The film itself featured The Royal Shakespeare Company. When I think of The RSC, I visualize the greatest actors in the world. Whether I’m right or not, that’s my preconception. Included in the cast is Patrick Magee as the Marquis de Sade (who I last saw as the abused writer in A Clockwork Orange) and a young Glenda Jackson (future Oscar winner and future member of Parliament) as Marat’s murderer Charlotte Corday.

The semi-truthful plot of the institutionalized Marquis de Sade writing and directing plays in the lunatic asylum of Charendon is pretty bizarre and pretty original.

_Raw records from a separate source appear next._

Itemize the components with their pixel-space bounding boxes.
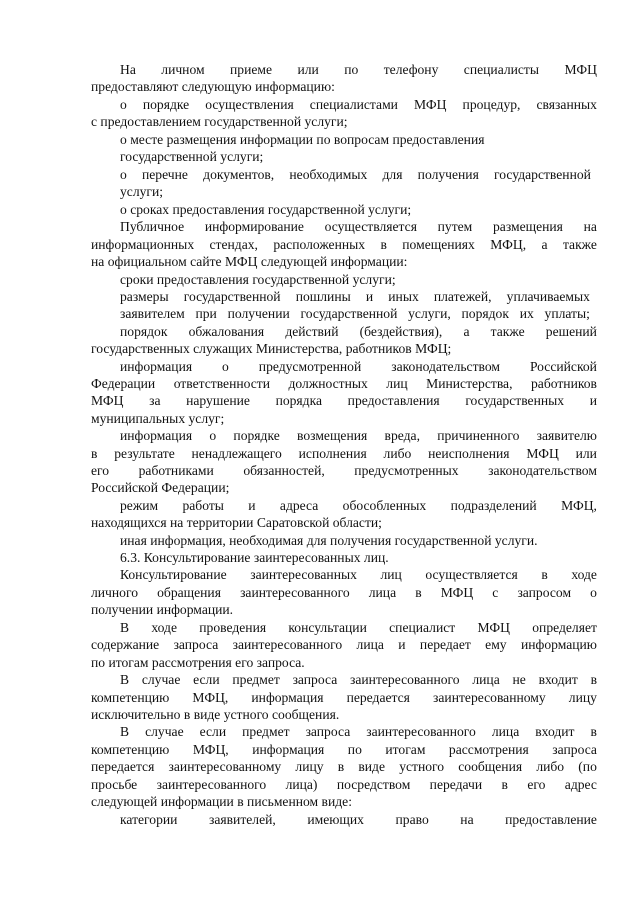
word: о [222, 359, 229, 374]
word: заявителю [536, 428, 597, 443]
word: посредством [336, 777, 411, 792]
word: расположенных [273, 237, 366, 252]
word: МФЦ [564, 62, 597, 77]
word: МФЦ [414, 97, 447, 112]
text-line: по итогам рассмотрения его запроса. [91, 655, 305, 670]
word: связанных [536, 97, 597, 112]
word: (по [578, 759, 597, 774]
word: в [415, 585, 422, 600]
word: предмет [232, 672, 280, 687]
word: предусмотренной [258, 359, 362, 374]
word: пошлины [295, 289, 351, 304]
word: определяет [532, 620, 597, 635]
word: и [589, 393, 597, 408]
word: в [380, 237, 387, 252]
text-line: муниципальных услуг; [91, 411, 225, 426]
text-line [91, 637, 597, 653]
word: информация [251, 690, 324, 705]
word: МФЦ, [490, 237, 527, 252]
word: предусмотренных [354, 463, 459, 478]
word: размеры [120, 289, 169, 304]
text-line: предоставляют следующую информацию: [91, 79, 335, 94]
word: Российской [529, 359, 597, 374]
word: его [91, 463, 110, 478]
word: нарушение [186, 393, 250, 408]
word: заявителей, [208, 812, 276, 827]
word: на [460, 812, 474, 827]
word: входит [535, 724, 575, 739]
word: информационных [91, 237, 195, 252]
word: специалист [389, 620, 456, 635]
word: для [382, 167, 403, 182]
word: заинтересованному [168, 759, 282, 774]
text-line: с предоставлением государственной услуги; [91, 114, 348, 129]
word: размещения [492, 219, 563, 234]
word: консультации [288, 620, 367, 635]
word: заинтересованному [433, 690, 546, 705]
word: передает [419, 637, 471, 652]
word: также [562, 237, 597, 252]
word: стендах, [209, 237, 258, 252]
word: рассмотрения [448, 742, 529, 757]
word: запроса [552, 742, 597, 757]
text-line [120, 724, 597, 740]
word: в [91, 446, 98, 461]
word: и [365, 289, 374, 304]
word: передачи [429, 777, 483, 792]
word: документов, [203, 167, 275, 182]
word: и [248, 498, 256, 513]
word: о [590, 585, 597, 600]
word: передается [91, 759, 155, 774]
word: запросом [517, 585, 572, 600]
word: действий [285, 324, 339, 339]
word: сообщения [458, 759, 523, 774]
text-line [91, 759, 597, 775]
word: лица [472, 672, 500, 687]
text-line: о сроках предоставления государственной услуги; [120, 202, 412, 217]
word: получения [417, 167, 479, 182]
word: Федерации [91, 376, 156, 391]
word: приеме [230, 62, 273, 77]
word: порядке [142, 97, 190, 112]
word: имеющих [307, 812, 364, 827]
word: лиц [386, 376, 408, 391]
word: итогам [385, 742, 426, 757]
word: предоставление [505, 812, 597, 827]
word: осуществляется [425, 567, 518, 582]
word: если [193, 672, 220, 687]
text-line [91, 393, 597, 409]
word: право [395, 812, 429, 827]
word: не [512, 672, 526, 687]
word: информация [120, 428, 193, 443]
word: перечне [142, 167, 188, 182]
word: В [120, 620, 130, 635]
word: помещениях [402, 237, 475, 252]
word: специалисты [463, 62, 540, 77]
word: запроса [292, 672, 338, 687]
text-line: находящихся на территории Саратовской области; [91, 515, 382, 530]
word: процедур, [462, 97, 521, 112]
text-line [120, 567, 597, 583]
word: заинтересованных [250, 567, 357, 582]
word: при [195, 306, 217, 321]
word: ходе [571, 567, 597, 582]
word: ответственности [173, 376, 271, 391]
word: обособленных [342, 498, 427, 513]
word: если [199, 724, 227, 739]
word: о [120, 167, 127, 182]
word: а [463, 324, 470, 339]
word: подразделений [450, 498, 537, 513]
word: проведения [199, 620, 267, 635]
text-line [120, 359, 597, 375]
word: возмещения [297, 428, 368, 443]
word: МФЦ, [561, 498, 597, 513]
word: порядок [120, 324, 168, 339]
word: информация [252, 742, 325, 757]
word: Публичное [120, 219, 185, 234]
word: обращения [157, 585, 221, 600]
word: платежей, [433, 289, 492, 304]
word: содержание [91, 637, 160, 652]
word: лица [491, 724, 520, 739]
word: заявителем [120, 306, 185, 321]
text-line: государственной услуги; [120, 149, 264, 164]
text-line: услуги; [120, 184, 164, 199]
text-line [120, 289, 590, 305]
text-line [120, 324, 597, 340]
text-line: исключительно в виде устного сообщения. [91, 707, 340, 722]
word: специалистами [309, 97, 398, 112]
word: лиц [380, 567, 402, 582]
word: заинтересованного [350, 672, 460, 687]
word: лицу [295, 759, 324, 774]
word: МФЦ, [192, 690, 229, 705]
word: МФЦ [440, 585, 474, 600]
word: запроса [305, 724, 351, 739]
word: устного [399, 759, 445, 774]
word: в [337, 759, 345, 774]
text-line: сроки предоставления государственной услуги; [120, 272, 396, 287]
word: уплачиваемых [506, 289, 590, 304]
word: либо [536, 759, 565, 774]
word: или [297, 62, 319, 77]
word: о [209, 428, 217, 443]
word: МФЦ [91, 393, 124, 408]
word: по [344, 62, 359, 77]
word: государственных [465, 393, 565, 408]
word: информацию [520, 637, 597, 652]
word: результате [114, 446, 175, 461]
word: ему [485, 637, 507, 652]
section-heading: 6.3. Консультирование заинтересованных лиц. [120, 550, 389, 565]
text-line [120, 428, 597, 444]
word: ненадлежащего [191, 446, 282, 461]
word: ходе [151, 620, 177, 635]
word: на [583, 219, 597, 234]
word: личном [161, 62, 205, 77]
word: компетенцию [91, 742, 170, 757]
word: (бездействия), [359, 324, 443, 339]
text-line: Российской Федерации; [91, 480, 230, 495]
word: личного [91, 585, 139, 600]
word: заинтересованного [156, 777, 267, 792]
text-line [91, 237, 597, 253]
word: В [120, 724, 130, 739]
text-line [120, 219, 597, 235]
word: государственной [183, 289, 281, 304]
word: МФЦ, [192, 742, 229, 757]
word: а [541, 237, 548, 252]
word: работниками [138, 463, 214, 478]
word: заинтересованного [366, 724, 476, 739]
word: категории [120, 812, 178, 827]
word: неисполнения [428, 446, 510, 461]
word: предоставления [347, 393, 440, 408]
word: за [149, 393, 161, 408]
word: телефону [383, 62, 439, 77]
word: адреса [279, 498, 319, 513]
word: порядок [461, 306, 509, 321]
word: МФЦ [477, 620, 510, 635]
word: заинтересованного [232, 637, 343, 652]
text-line [91, 742, 597, 758]
text-line [120, 812, 597, 828]
text-line [91, 690, 597, 706]
word: услуги, [408, 306, 451, 321]
text-line [120, 306, 590, 322]
text-line: получении информации. [91, 602, 234, 617]
word: осуществления [205, 97, 294, 112]
word: режим [120, 498, 159, 513]
word: осуществляется [324, 219, 417, 234]
word: с [492, 585, 499, 600]
word: их [519, 306, 534, 321]
text-line [120, 498, 597, 514]
word: обжалования [188, 324, 265, 339]
text-line [91, 463, 597, 479]
word: необходимых [289, 167, 368, 182]
text-line [120, 62, 597, 78]
text-line [120, 620, 597, 636]
word: исполнения [298, 446, 367, 461]
word: иных [388, 289, 419, 304]
text-line: о месте размещения информации по вопросам предоставления [120, 132, 485, 147]
text-line [91, 446, 597, 462]
word: законодательством [391, 359, 500, 374]
word: информация [120, 359, 193, 374]
word: На [120, 62, 136, 77]
word: и [398, 637, 406, 652]
word: случае [141, 672, 181, 687]
text-line [120, 672, 597, 688]
word: вреда, [384, 428, 420, 443]
word: лица) [285, 777, 318, 792]
word: уплаты; [544, 306, 590, 321]
word: работников [530, 376, 597, 391]
text-line: государственных служащих Министерства, работников МФЦ; [91, 341, 452, 356]
text-line [91, 777, 597, 793]
word: лицу [568, 690, 597, 705]
word: Консультирование [120, 567, 227, 582]
word: заинтересованного [240, 585, 350, 600]
word: получении [227, 306, 290, 321]
word: государственной [494, 167, 591, 182]
text-line: следующей информации в письменном виде: [91, 794, 352, 809]
word: путем [437, 219, 473, 234]
text-line [120, 167, 591, 183]
word: причиненного [437, 428, 520, 443]
word: виде [358, 759, 385, 774]
word: компетенцию [91, 690, 170, 705]
word: В [120, 672, 130, 687]
word: решений [545, 324, 597, 339]
word: или [575, 446, 597, 461]
word: законодательством [488, 463, 597, 478]
word: случае [145, 724, 184, 739]
word: его [527, 777, 546, 792]
word: государственной [300, 306, 398, 321]
word: порядке [233, 428, 280, 443]
word: просьбе [91, 777, 138, 792]
text-line [91, 376, 597, 392]
text-line: на официальном сайте МФЦ следующей информации: [91, 254, 408, 269]
word: адрес [564, 777, 597, 792]
word: работы [182, 498, 224, 513]
text-line [91, 585, 597, 601]
word: в [590, 724, 597, 739]
word: лица [368, 585, 397, 600]
word: в [501, 777, 508, 792]
word: передается [346, 690, 410, 705]
word: запроса [173, 637, 219, 652]
word: входит [538, 672, 578, 687]
word: по [347, 742, 362, 757]
word: обязанностей, [243, 463, 325, 478]
text-line: иная информация, необходимая для получения государственной услуги. [120, 533, 538, 548]
word: предмет [242, 724, 290, 739]
word: лица [356, 637, 384, 652]
word: в [541, 567, 548, 582]
word: порядка [275, 393, 323, 408]
word: также [490, 324, 525, 339]
word: информирование [204, 219, 304, 234]
word: Министерства, [426, 376, 513, 391]
word: в [590, 672, 597, 687]
word: либо [383, 446, 412, 461]
text-line [120, 97, 597, 113]
word: о [120, 97, 127, 112]
word: МФЦ [526, 446, 559, 461]
word: должностных [288, 376, 368, 391]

Of course, when I think of the Marquis de Sade, the first thing that I think of is Sadism, defined as a sexual perversion in which gratification is obtained by the infliction of physical and mental pain of others. (Thank you, People’s Almanac)

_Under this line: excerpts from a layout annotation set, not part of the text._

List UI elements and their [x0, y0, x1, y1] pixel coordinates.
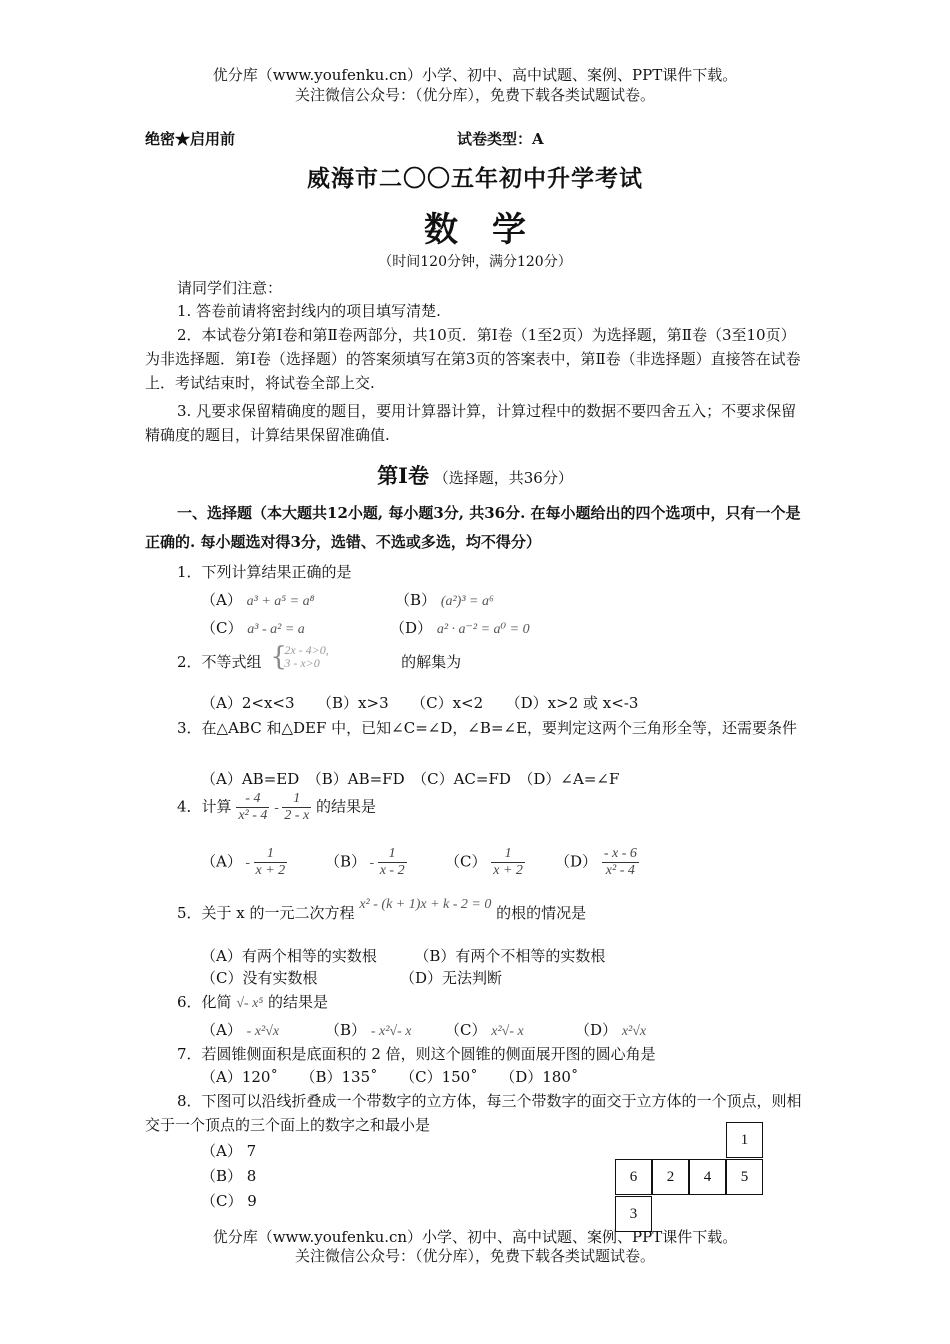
q4-a-label: （A） — [201, 852, 242, 871]
q5-options-ab: （A）有两个相等的实数根 （B）有两个不相等的实数根 — [201, 947, 606, 965]
notice-item-3: 3. 凡要求保留精确度的题目，要用计算器计算，计算过程中的数据不要四舍五入；不要求保留精确度的题目，计算结果保留准确值. — [145, 402, 797, 444]
q8-option-a: （A） 7 — [201, 1142, 257, 1160]
q6-a-expr: - x²√x — [246, 1024, 280, 1039]
q7-options: （A）120˚ （B）135˚ （C）150˚ （D）180˚ — [201, 1068, 579, 1086]
q4-d-num: - x - 6 — [603, 846, 637, 861]
q6-stem-post: 的结果是 — [268, 993, 329, 1011]
q4-stem — [177, 791, 376, 824]
q6-d-expr: x²√x — [621, 1024, 647, 1039]
q4-b-num: 1 — [378, 846, 407, 863]
q4-b-den: x - 2 — [379, 863, 405, 878]
q1-c-expr: a³ - a² = a — [247, 622, 305, 637]
cube-face-5: 5 — [726, 1159, 763, 1195]
q4-c-label: （C） — [445, 852, 487, 871]
q2-sys-line-2: 3 - x>0 — [284, 656, 320, 670]
q4-f2-num: 1 — [282, 791, 311, 808]
part1-heading — [0, 460, 950, 490]
q8-option-c: （C） 9 — [201, 1192, 257, 1210]
q6-c-label: （C） — [445, 1021, 487, 1039]
q4-option-d — [555, 846, 639, 879]
part1-title: 第Ⅰ卷 — [377, 463, 429, 488]
q4-a-den: x + 2 — [255, 863, 286, 878]
q2-stem-pre: 2．不等式组 — [177, 653, 262, 671]
exam-title: 威海市二〇〇五年初中升学考试 — [307, 165, 643, 192]
q4-option-a — [201, 846, 287, 879]
q4-minus: - — [274, 800, 283, 816]
q3-stem: 3．在△ABC 和△DEF 中，已知∠C=∠D，∠B=∠E，要判定这两个三角形全等，还需要条件 — [177, 719, 798, 737]
q1-c-label: （C） — [201, 619, 243, 637]
header-line-2: 关注微信公众号：（优分库），免费下载各类试题试卷。 — [294, 86, 655, 104]
q6-a-label: （A） — [201, 1021, 242, 1039]
q1-a-label: （A） — [201, 591, 242, 609]
q4-a-sign: - — [241, 855, 254, 871]
q4-f1-num: - 4 — [236, 791, 269, 808]
q6-b-label: （B） — [325, 1021, 367, 1039]
cube-face-6: 6 — [615, 1159, 652, 1195]
q2-sys-line-1: 2x - 4>0, — [284, 643, 329, 657]
q4-stem-post: 的结果是 — [316, 797, 377, 816]
notice-item-1: 1. 答卷前请将密封线内的项目填写清楚. — [177, 302, 441, 320]
q6-d-label: （D） — [575, 1021, 618, 1039]
cube-face-2: 2 — [652, 1159, 689, 1195]
q8-option-b: （B） 8 — [201, 1167, 257, 1185]
q4-f2-den: 2 - x — [284, 808, 310, 823]
q2-options: （A）2<x<3 （B）x>3 （C）x<2 （D）x>2 或 x<-3 — [201, 694, 639, 712]
cube-net-figure — [615, 1122, 765, 1237]
q6-c-expr: x²√- x — [491, 1024, 524, 1039]
q6-option-b — [325, 1019, 411, 1040]
q7-stem: 7．若圆锥侧面积是底面积的 2 倍，则这个圆锥的侧面展开图的圆心角是 — [177, 1045, 656, 1063]
q2-stem — [177, 642, 462, 676]
q3-options: （A）AB=ED （B）AB=FD （C）AC=FD （D）∠A=∠F — [201, 770, 620, 788]
q4-d-fraction — [602, 846, 639, 879]
q4-b-fraction — [378, 846, 407, 879]
q1-b-label: （B） — [395, 591, 437, 609]
q1-option-a — [201, 589, 314, 610]
secret-label: 绝密★启用前 — [145, 130, 236, 148]
section1-instructions: 一、选择题（本大题共12小题, 每小题3分, 共36分. 在每小题给出的四个选项中，只有一个是正确的. 每小题选对得3分，选错、不选或多选，均不得分） — [145, 504, 801, 551]
q1-d-expr: a² · a⁻² = a⁰ = 0 — [436, 622, 530, 637]
notice-title: 请同学们注意： — [177, 279, 283, 297]
q6-option-a — [201, 1019, 279, 1040]
q1-stem: 1．下列计算结果正确的是 — [177, 563, 352, 581]
q1-option-c — [201, 617, 305, 638]
q2-stem-tail: 的解集为 — [401, 653, 462, 671]
q4-option-b — [325, 846, 407, 879]
q6-stem — [177, 991, 328, 1012]
q5-stem-pre: 5．关于 x 的一元二次方程 — [177, 904, 355, 922]
q4-d-den: x² - 4 — [605, 863, 635, 878]
q4-c-num: 1 — [491, 846, 525, 863]
q5-options-cd: （C）没有实数根 （D）无法判断 — [201, 969, 503, 987]
q2-inequality-system — [266, 642, 396, 676]
q5-stem — [177, 897, 587, 923]
q6-stem-pre: 6．化简 — [177, 993, 232, 1011]
q5-equation: x² - (k + 1)x + k - 2 = 0 — [359, 897, 492, 912]
footer-line-2: 关注微信公众号：（优分库），免费下载各类试题试卷。 — [294, 1247, 655, 1265]
q4-stem-pre: 4．计算 — [177, 797, 232, 816]
cube-face-3: 3 — [615, 1196, 652, 1232]
q1-option-d — [390, 617, 530, 638]
header-line-1: 优分库（www.youfenku.cn）小学、初中、高中试题、案例、PPT课件下载。 — [212, 66, 738, 84]
q1-a-expr: a³ + a⁵ = a⁸ — [246, 594, 315, 609]
q4-c-den: x + 2 — [493, 863, 523, 878]
paper-type: 试卷类型：A — [457, 130, 544, 148]
brace-icon: { — [270, 642, 287, 672]
q1-option-b — [395, 589, 494, 610]
cube-face-4: 4 — [689, 1159, 726, 1195]
q4-f1-den: x² - 4 — [238, 808, 268, 823]
footer-line-1: 优分库（www.youfenku.cn）小学、初中、高中试题、案例、PPT课件下载。 — [212, 1228, 738, 1246]
q4-fraction-2 — [282, 791, 311, 824]
q6-expr: √- x⁵ — [236, 996, 264, 1011]
q1-b-expr: (a²)³ = a⁶ — [440, 594, 494, 609]
q4-b-label: （B） — [325, 852, 367, 871]
time-note: （时间120分钟，满分120分） — [378, 254, 572, 270]
cube-face-1: 1 — [726, 1122, 763, 1158]
subject-title: 数 学 — [424, 210, 526, 250]
notice-item-2: 2．本试卷分第Ⅰ卷和第Ⅱ卷两部分，共10页．第Ⅰ卷（1至2页）为选择题，第Ⅱ卷（3至10页）为非选择题．第Ⅰ卷（选择题）的答案须填写在第3页的答案表中，第Ⅱ卷（非选择题）直接答在试卷上．考试结束时，将试卷全部上交. — [145, 326, 801, 392]
q4-a-fraction — [254, 846, 288, 879]
q1-d-label: （D） — [390, 619, 433, 637]
q6-b-expr: - x²√- x — [370, 1024, 412, 1039]
q8-stem: 8．下图可以沿线折叠成一个带数字的立方体，每三个带数字的面交于立方体的一个顶点，则相交于一个顶点的三个面上的数字之和最小是 — [145, 1092, 802, 1134]
part1-note: （选择题，共36分） — [433, 469, 573, 487]
q4-fraction-1 — [236, 791, 269, 824]
q4-d-label: （D） — [555, 852, 598, 871]
q4-c-fraction — [491, 846, 525, 879]
q6-option-d — [575, 1019, 646, 1040]
q4-a-num: 1 — [254, 846, 288, 863]
q6-option-c — [445, 1019, 524, 1040]
q4-b-sign: - — [366, 855, 378, 871]
q5-stem-post: 的根的情况是 — [496, 904, 587, 922]
q4-option-c — [445, 846, 525, 879]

Now when I think of Charlotte Corday murdering Jean-Paul Marat, I don’t think of the French Revolution or The Reign of Terror or Robespierre as much as I think of the Painting by Jacques-Louis David depicting an idealized martyred Marat dead in his bathtub in The Death of Marat as I saw in Simon Schama’s The Power of Art. (Schama thought David was a great artist and an awful human being.)

Now on director Peter Brook. When I think of Brook, I think of Author Ron Rosenbaum’s commentary on the viewing of Brook’s staging of A Midsummer Night’s Dream in the 60’s. “I count it as one of the greatest blessings of my life to have been there for that moment. I’d never experienced anything of such radiant clarity. To say it was ‘electrifying’ does not capture the effect.; it was more like being struck by lightning. I felt ‘transported’ in the literal sense of being physically as well as metaphysically lifted from the muddy gesture of the earth to some higher realm. It was a lifelong love potion. It was a lens through which I could not help see all Shakespeare, indeed all literary art, ever after. It was: ‘Oh, that’s what the fuss is about.” (I’d say that was a thumbs up.)

The movie itself? Here is an exerpt from the original review from New York Times Critic Bosley Crowther: "We are ushered in with the inmates in their hideously rought and shapeless garb, with their fearfully gray mishapen faces. We bump against them. They bump against us. By means of a hand-held camera, Mr. Brook moves us through the white-walled room with its rude wooden floor-boards and benches. He makes us feel that we, took are captured inside a teeming cage."

I had a hard time getting into it at first, but as I stuck with it, there appeared to be a method to this madness. And the ending? I’m not likely to forget the ending anytime soon. If you had asked me half way through this viewing if I would ever watch Marat Sade again, I would have said, ‘unlikely.’ If you asked me the same question after it was over, I would say, ‘I hope so, but I need a copy with better sound and preferably subtitles.’

Q: Would you like to act in a stage version of Marat Sade? A: Absolutely! Sign me up!